All the above can potentially be grown in buckets. Realistically though, the plants most often grown in bucket systems are large vines, including tomatoes, cucumbers, squash, melons and similar. Why is this the case? This is due partly to the fact that other production systems work better for other plants. For instance, flood and drain systems and NFT systems work wonders with salad greens and herbs, and are usually more cost effective than other approaches. Another part of the equation is that other systems don’t work particularly well with the large vining plants. NFT channels don’t provide enough root zone size, and the raised flood and drain containers make reaching the fruits difficult. Deep water culture systems would have trouble supporting the weight of large mature vining plants, let along provide easy access to the fruit. So the bato bucket is a good match for vining plants.

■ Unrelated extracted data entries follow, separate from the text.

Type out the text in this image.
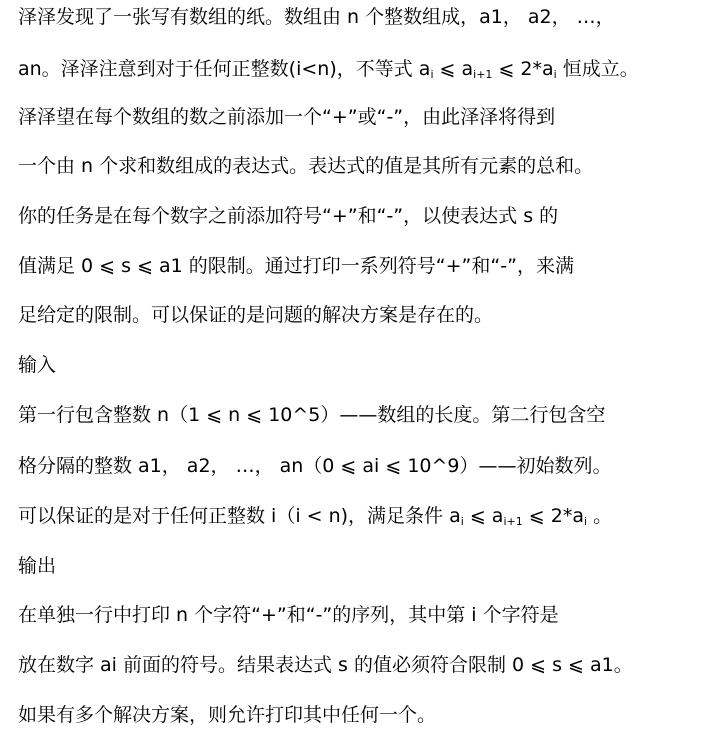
泽泽发现了一张写有数组的纸。数组由 n 个整数组成，a1， a2， …，
an。泽泽注意到对于任何正整数(i<n)，不等式 $a_i$ ⩽ $a_{i+1}$ ⩽ $2*a_i$ 恒成立。
泽泽望在每个数组的数之前添加一个“+”或“-”，由此泽泽将得到
一个由 n 个求和数组成的表达式。表达式的值是其所有元素的总和。
你的任务是在每个数字之前添加符号“+”和“-”，以使表达式 s 的
值满足 0 ⩽ s ⩽ a1 的限制。通过打印一系列符号“+”和“-”，来满
足给定的限制。可以保证的是问题的解决方案是存在的。
输入
第一行包含整数 n（1 ⩽ n ⩽ 10^5）——数组的长度。第二行包含空
格分隔的整数 a1， a2， …， an（0 ⩽ ai ⩽ 10^9）——初始数列。
可以保证的是对于任何正整数 i（i < n)，满足条件 $a_i$ ⩽ $a_{i+1}$ ⩽ $2*a_i$ 。
输出
在单独一行中打印 n 个字符“+”和“-”的序列，其中第 i 个字符是
放在数字 ai 前面的符号。结果表达式 s 的值必须符合限制 0 ⩽ s ⩽ a1。
如果有多个解决方案，则允许打印其中任何一个。
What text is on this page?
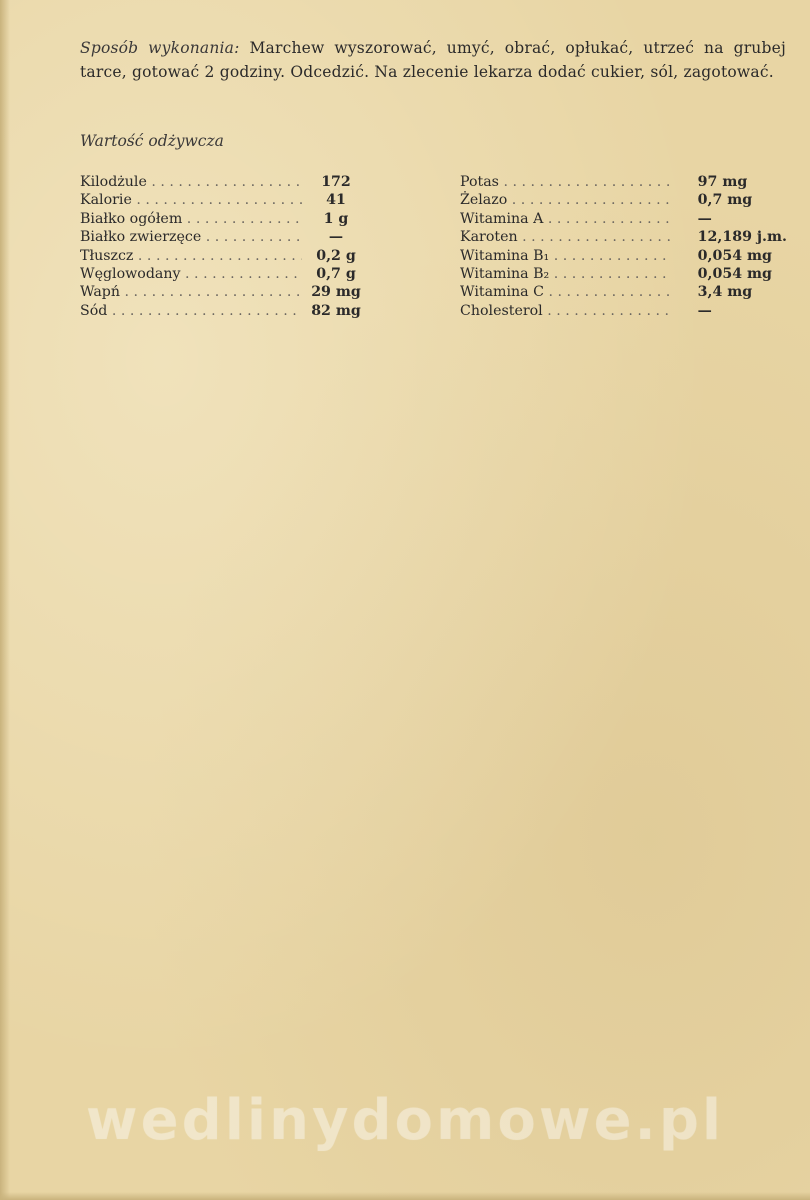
Sposób wykonania: Marchew wyszorować, umyć, obrać, opłukać, utrzeć na grubej tarce, gotować 2 godziny. Odcedzić. Na zlecenie lekarza dodać cukier, sól, zagotować.

Wartość odżywcza
Kilodżule . . .	172
Kalorie . . .	41
Białko ogółem . . .	1 g
Białko zwierzęce . . .	—
Tłuszcz . . .	0,2 g
Węglowodany . . .	0,7 g
Wapń . . .	29 mg
Sód . . .	82 mg
Potas . . .	97 mg
Żelazo . . .	0,7 mg
Witamina A . . .	—
Karoten . . .	12,189 j.m.
Witamina B₁ . . .	0,054 mg
Witamina B₂ . . .	0,054 mg
Witamina C . . .	3,4 mg
Cholesterol . . .	—
wedlinydomowe.pl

Another set of crops which work well in bucket systems are large herb plants, particularly large perennials such as lavender and rosemary. Both of these can get very large over the years, and would eventually overwhelm other hydroponic growing systems. The bato bucket can be sized to accommodate the mature plants, while providing optimized nutrient delivery. Old or diseased plants can easily be removed, and new plants easily brought in. No other hydroponic system offers those advantages.